En las últimas horas, dos mandatarios latinoamericanos regalaron disímiles postales que obligan a reabrir el debate sobre lo sucedido. Ayer, mientras el rey de España y el presidente Mauricio Macri se tiraban flores mutuamente, el presidente de México, Andrés Manuel López Obrador, lanzaba lo que el diario El País calificó de “un desafío diplomático contra España”.
Ni más ni menos, el jefe de Estado mexicano envió una carta en la que insta al país ibérico y a El Vaticano a reconocer los atropellos cometidos durante la conquista y a pedir disculpas por ellos. “La llamada conquista se hizo con la espada y con la cruz», indica.
No llamó la atención la consiguiente respuesta del gobierno español, que a través de un comunicado afirmó que “lamenta profundamente” la publicación de la misiva y “rechaza con firmeza” su argumento. Cada 12 de Octubre, el país europeo celebra el Día Nacional de España, también conocido allí como Día de la Raza (designación que persistió en Argentina desde 1916 hasta 2010, cuando la presidenta Cristina Kirchner modificó la fecha de conmemoración por Día de la Diversidad Cultural Americana).
Pese a la indiferencia monárquica para con el pedido de López Obrador, al día siguiente la mayoría de los matutinos Iberoamericanos se hicieron eco del intercambio diplomático y levantaron el guante a un lado y otro del debate aparentemente perimido.
Con un sentido orgulloso y cuestionador del pasado, el presidente de México terminó por opacar –sin intención, quizás- la visita a la Argentina del actual monarca, Felipe VI, a quien Mauricio Macri recibió con bombos, platillos y honores de jefe de Estado. Allí, el autor de «los patriotas debían haber sentido una gran angustia por tener que separarse de España» (dixit) habló de las “transformaciones que requieren esfuerzo” al comparar sus medidas de gobierno con las de Mariano Rajoy. “Los resultados están a la vista”, remató luego, ignorando que en España hoy el desempleo es del 14,1% y la deuda externa equivale al 167,4% del PBI.
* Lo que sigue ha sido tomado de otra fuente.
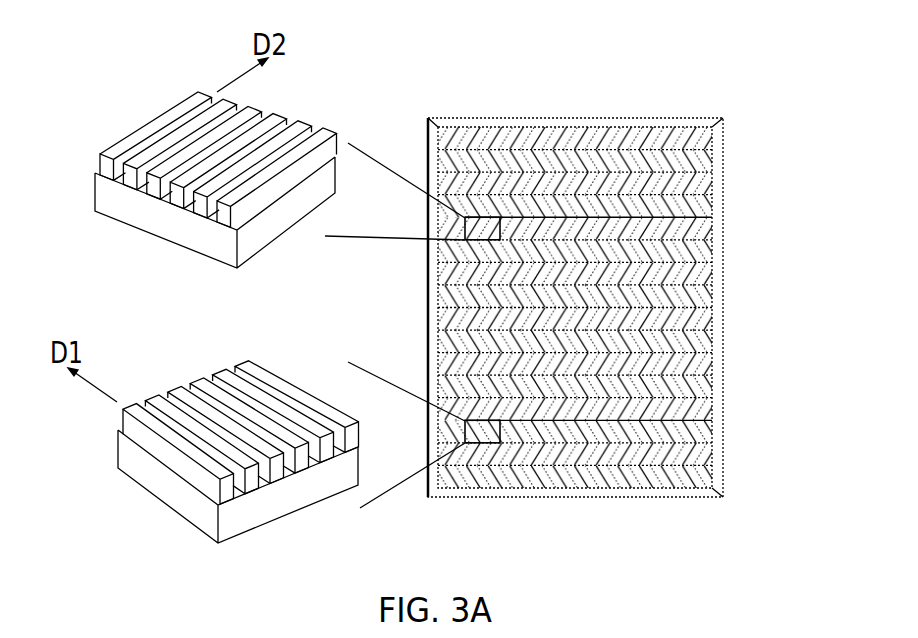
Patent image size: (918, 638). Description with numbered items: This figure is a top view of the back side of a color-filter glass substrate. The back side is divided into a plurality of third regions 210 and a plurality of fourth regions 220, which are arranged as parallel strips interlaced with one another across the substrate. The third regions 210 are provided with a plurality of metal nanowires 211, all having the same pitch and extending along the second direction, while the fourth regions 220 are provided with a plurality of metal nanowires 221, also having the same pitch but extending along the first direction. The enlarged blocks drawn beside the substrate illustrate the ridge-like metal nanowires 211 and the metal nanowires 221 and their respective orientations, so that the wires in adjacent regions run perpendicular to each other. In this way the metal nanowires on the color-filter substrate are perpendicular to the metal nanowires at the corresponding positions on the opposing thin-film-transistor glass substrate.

The third regions 210 is at (713, 227).
The metal nanowires 211 is at (198, 93).
The fourth regions 220 is at (683, 430).
The metal nanowires 221 is at (124, 408).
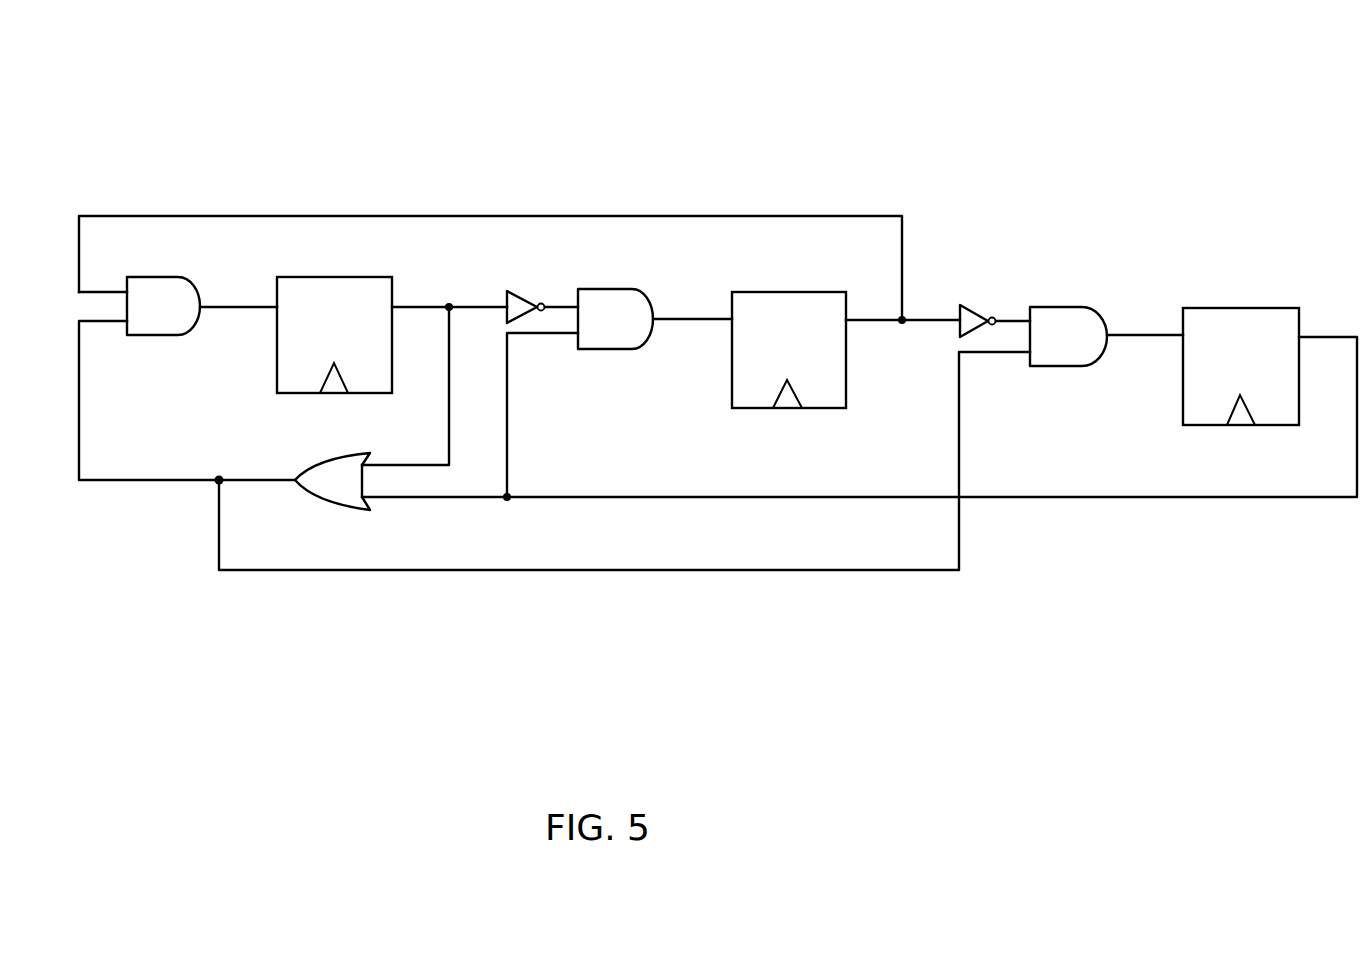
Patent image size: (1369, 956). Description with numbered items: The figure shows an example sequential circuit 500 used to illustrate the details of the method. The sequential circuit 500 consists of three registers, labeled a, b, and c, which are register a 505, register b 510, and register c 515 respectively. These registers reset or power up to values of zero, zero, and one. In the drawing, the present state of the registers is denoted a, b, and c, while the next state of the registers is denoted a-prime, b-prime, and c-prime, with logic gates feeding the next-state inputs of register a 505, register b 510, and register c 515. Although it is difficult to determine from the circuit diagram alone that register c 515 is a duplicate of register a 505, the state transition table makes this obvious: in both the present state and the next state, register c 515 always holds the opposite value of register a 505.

The sequential circuit 500 is at (776, 144).
The register a 505 is at (334, 335).
The register b 510 is at (789, 350).
The register c 515 is at (1241, 366).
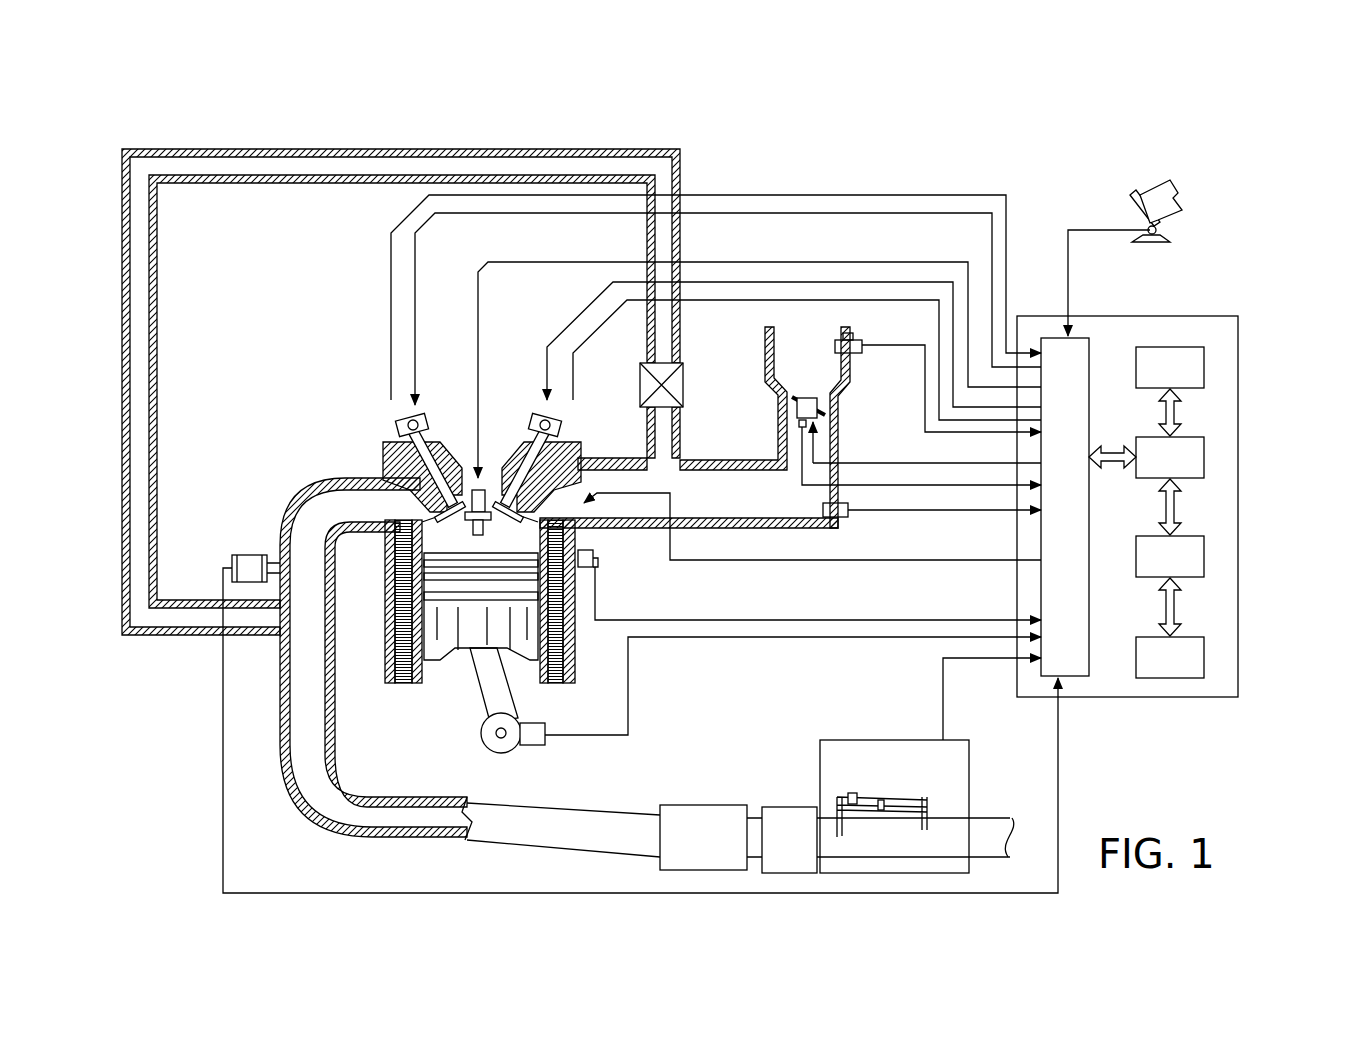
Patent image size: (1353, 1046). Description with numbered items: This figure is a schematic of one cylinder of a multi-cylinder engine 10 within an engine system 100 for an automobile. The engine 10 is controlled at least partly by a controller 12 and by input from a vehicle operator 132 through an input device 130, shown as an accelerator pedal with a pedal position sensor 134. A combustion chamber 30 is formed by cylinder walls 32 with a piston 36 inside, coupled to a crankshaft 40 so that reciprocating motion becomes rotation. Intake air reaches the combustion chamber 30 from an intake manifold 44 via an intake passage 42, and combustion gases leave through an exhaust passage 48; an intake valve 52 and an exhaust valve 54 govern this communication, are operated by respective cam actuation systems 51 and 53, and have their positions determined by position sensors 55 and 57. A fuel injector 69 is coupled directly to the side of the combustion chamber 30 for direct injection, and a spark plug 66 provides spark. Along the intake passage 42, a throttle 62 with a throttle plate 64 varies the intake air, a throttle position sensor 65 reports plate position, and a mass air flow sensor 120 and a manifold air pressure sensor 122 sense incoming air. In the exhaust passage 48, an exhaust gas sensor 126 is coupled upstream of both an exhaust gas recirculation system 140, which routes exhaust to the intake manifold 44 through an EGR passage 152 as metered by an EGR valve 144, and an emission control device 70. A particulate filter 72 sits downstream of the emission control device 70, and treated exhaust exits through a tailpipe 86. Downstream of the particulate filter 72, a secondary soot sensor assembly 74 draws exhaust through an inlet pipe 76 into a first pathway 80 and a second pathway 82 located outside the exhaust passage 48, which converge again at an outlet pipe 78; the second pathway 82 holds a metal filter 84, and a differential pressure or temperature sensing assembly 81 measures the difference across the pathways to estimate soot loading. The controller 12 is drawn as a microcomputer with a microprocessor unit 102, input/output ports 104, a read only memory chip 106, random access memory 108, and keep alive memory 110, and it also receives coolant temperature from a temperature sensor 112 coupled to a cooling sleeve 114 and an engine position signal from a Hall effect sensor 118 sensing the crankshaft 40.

The engine 10 is at (318, 393).
The controller 12 is at (1240, 316).
The combustion chamber 30 is at (396, 632).
The cylinder walls 32 is at (415, 700).
The piston 36 is at (462, 637).
The crankshaft 40 is at (490, 750).
The intake passage 42 is at (817, 371).
The intake manifold 44 is at (753, 504).
The exhaust passage 48 is at (363, 512).
The cam actuation system 51 is at (528, 400).
The intake valve 52 is at (767, 494).
The cam actuation system 53 is at (432, 400).
The exhaust valve 54 is at (425, 472).
The position sensor 55 is at (560, 424).
The position sensor 57 is at (403, 418).
The throttle 62 is at (824, 406).
The throttle plate 64 is at (792, 402).
The throttle position sensor 65 is at (798, 425).
The spark plug 66 is at (484, 470).
The fuel injector 69 is at (580, 540).
The emission control device 70 is at (715, 849).
The particulate filter 72 is at (802, 851).
The secondary soot sensor assembly 74 is at (852, 740).
The inlet pipe 76 is at (843, 828).
The outlet pipe 78 is at (926, 826).
The first pathway 80 is at (883, 815).
The differential pressure or temperature sensing assembly 81 is at (882, 800).
The second pathway 82 is at (915, 797).
The metal filter 84 is at (853, 793).
The tailpipe 86 is at (1008, 818).
The engine system 100 is at (1275, 120).
The microprocessor unit 102 is at (1205, 455).
The input/output ports 104 is at (1092, 345).
The read only memory chip 106 is at (1205, 363).
The random access memory 108 is at (1205, 555).
The keep alive memory 110 is at (1205, 655).
The temperature sensor 112 is at (588, 570).
The cooling sleeve 114 is at (560, 648).
The Hall effect sensor 118 is at (535, 748).
The mass air flow sensor 120 is at (856, 338).
The manifold air pressure sensor 122 is at (845, 518).
The exhaust gas sensor 126 is at (232, 562).
The input device 130 is at (1130, 200).
The vehicle operator 132 is at (1180, 196).
The pedal position sensor 134 is at (1163, 232).
The exhaust gas recirculation system 140 is at (548, 133).
The EGR valve 144 is at (683, 390).
The EGR passage 152 is at (397, 150).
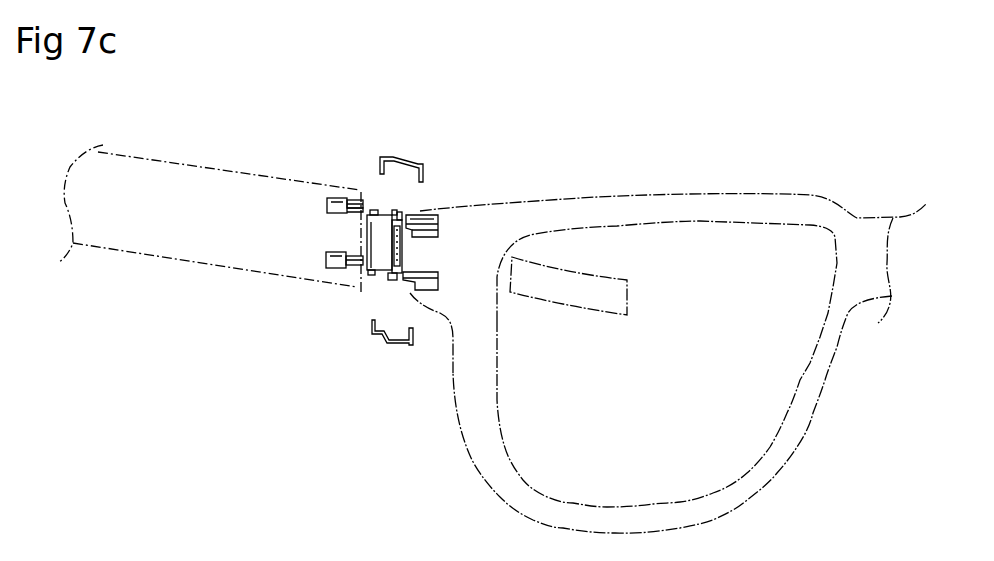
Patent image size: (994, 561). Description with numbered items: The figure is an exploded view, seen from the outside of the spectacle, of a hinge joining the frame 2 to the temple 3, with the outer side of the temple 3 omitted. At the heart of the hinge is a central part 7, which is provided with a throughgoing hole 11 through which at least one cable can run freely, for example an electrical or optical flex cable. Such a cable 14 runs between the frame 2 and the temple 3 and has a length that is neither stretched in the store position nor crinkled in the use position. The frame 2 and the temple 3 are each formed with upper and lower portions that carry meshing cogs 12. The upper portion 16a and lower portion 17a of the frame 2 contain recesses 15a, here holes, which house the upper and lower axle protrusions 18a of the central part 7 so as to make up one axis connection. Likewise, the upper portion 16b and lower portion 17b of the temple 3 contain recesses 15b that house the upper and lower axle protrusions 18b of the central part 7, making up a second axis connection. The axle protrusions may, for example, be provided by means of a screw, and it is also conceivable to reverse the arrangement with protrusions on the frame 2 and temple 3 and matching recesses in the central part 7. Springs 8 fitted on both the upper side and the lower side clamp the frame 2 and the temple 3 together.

The frame 2 is at (703, 210).
The temple 3 is at (123, 197).
The central part 7 is at (375, 233).
The springs 8 is at (405, 156).
The throughgoing hole 11 is at (420, 250).
The meshing cogs 12 is at (370, 212).
The cable 14 is at (575, 288).
The recesses of the frame portions 15a is at (424, 220).
The recesses of the temple portions 15b is at (343, 203).
The upper portion of the frame 16a is at (440, 230).
The upper portion of the temple 16b is at (358, 200).
The lower portion of the frame 17a is at (413, 293).
The lower portion of the temple 17b is at (350, 268).
The axle protrusions toward the frame 18a is at (417, 213).
The axle protrusions toward the temple 18b is at (370, 275).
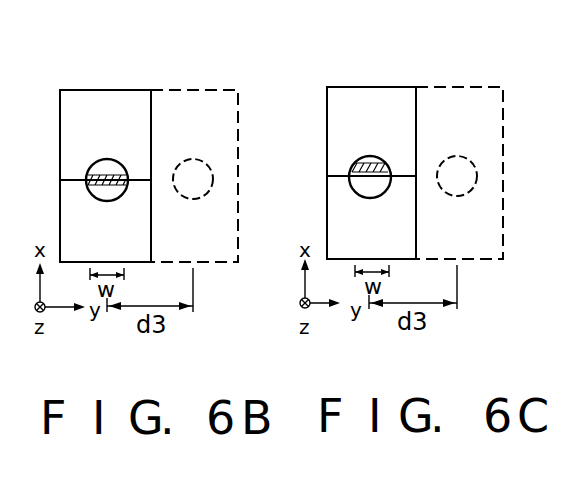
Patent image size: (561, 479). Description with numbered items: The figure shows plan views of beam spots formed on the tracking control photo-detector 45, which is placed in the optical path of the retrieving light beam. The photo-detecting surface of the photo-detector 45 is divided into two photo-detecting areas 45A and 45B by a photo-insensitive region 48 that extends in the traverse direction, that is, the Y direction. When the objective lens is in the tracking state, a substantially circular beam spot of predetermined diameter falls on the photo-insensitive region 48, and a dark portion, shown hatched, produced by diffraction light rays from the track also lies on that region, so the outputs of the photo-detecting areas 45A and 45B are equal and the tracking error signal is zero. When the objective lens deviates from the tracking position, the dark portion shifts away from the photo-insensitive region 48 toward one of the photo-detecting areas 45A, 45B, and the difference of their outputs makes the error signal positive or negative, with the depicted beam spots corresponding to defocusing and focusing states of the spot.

In FIG. 6B, the tracking control photo-detector 45 is at (105, 90).
In FIG. 6C, the tracking control photo-detector 45 is at (366, 87).
In FIG. 6B, the photo-detecting area 45A is at (66, 124).
In FIG. 6C, the photo-detecting area 45A is at (334, 125).
In FIG. 6B, the photo-detecting area 45B is at (66, 228).
In FIG. 6C, the photo-detecting area 45B is at (334, 228).
In FIG. 6B, the photo-insensitive region 48 is at (69, 181).
In FIG. 6C, the photo-insensitive region 48 is at (336, 177).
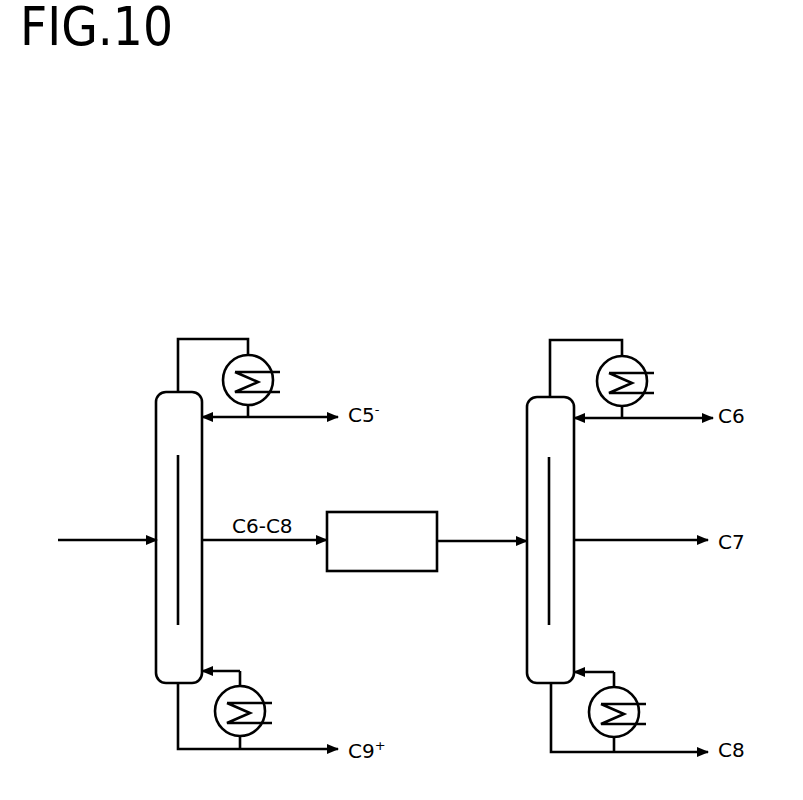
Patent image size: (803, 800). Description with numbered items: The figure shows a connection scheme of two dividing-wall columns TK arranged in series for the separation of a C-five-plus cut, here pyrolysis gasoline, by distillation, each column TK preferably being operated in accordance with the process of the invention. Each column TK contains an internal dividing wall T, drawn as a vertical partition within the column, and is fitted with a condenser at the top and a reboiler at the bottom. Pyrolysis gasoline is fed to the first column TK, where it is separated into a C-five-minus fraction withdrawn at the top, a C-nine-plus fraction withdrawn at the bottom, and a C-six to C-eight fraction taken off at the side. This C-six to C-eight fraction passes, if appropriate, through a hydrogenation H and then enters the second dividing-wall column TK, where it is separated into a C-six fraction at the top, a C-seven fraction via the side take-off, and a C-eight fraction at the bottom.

Como con otras, el trasfondo de la visita (televisada desde el primer momento, cuando tras aterrizar en Ezeiza la pareja real debió esperar más de una hora por la falta de una escalera para el descenso) fue la construcción de una falsa expectativa en torno a potenciales futuras inversiones. Aunque fútil, nadie puede culpar al Ejecutivo argentino de mantener relaciones diplomáticas cordiales. Incluso aquellas protocolares, muchas veces son el piso sobre el que se empiezan a edificar estrategias de fondo que superen las fotos ceremoniales.
Del mismo modo, tampoco es justo el ataque sufrido por López Obrador en las últimas horas a manos de intelectuales, periodistas y dirigentes conservadores latinoamericanos. A fin de cuentas, es falso que la carta enviada pueda asustar inversiones de origen español en México. Tampoco tensará a puntos irreconciliables las relaciones bilaterales entre ambos países. Sencillamente, el flamante presidente logró llamar la atención, aportó a la construcción de una perspectiva histórica que no es novedosa y se diferenció de los gobernantes que sólo buscan congraciarse con la intelligentsia local.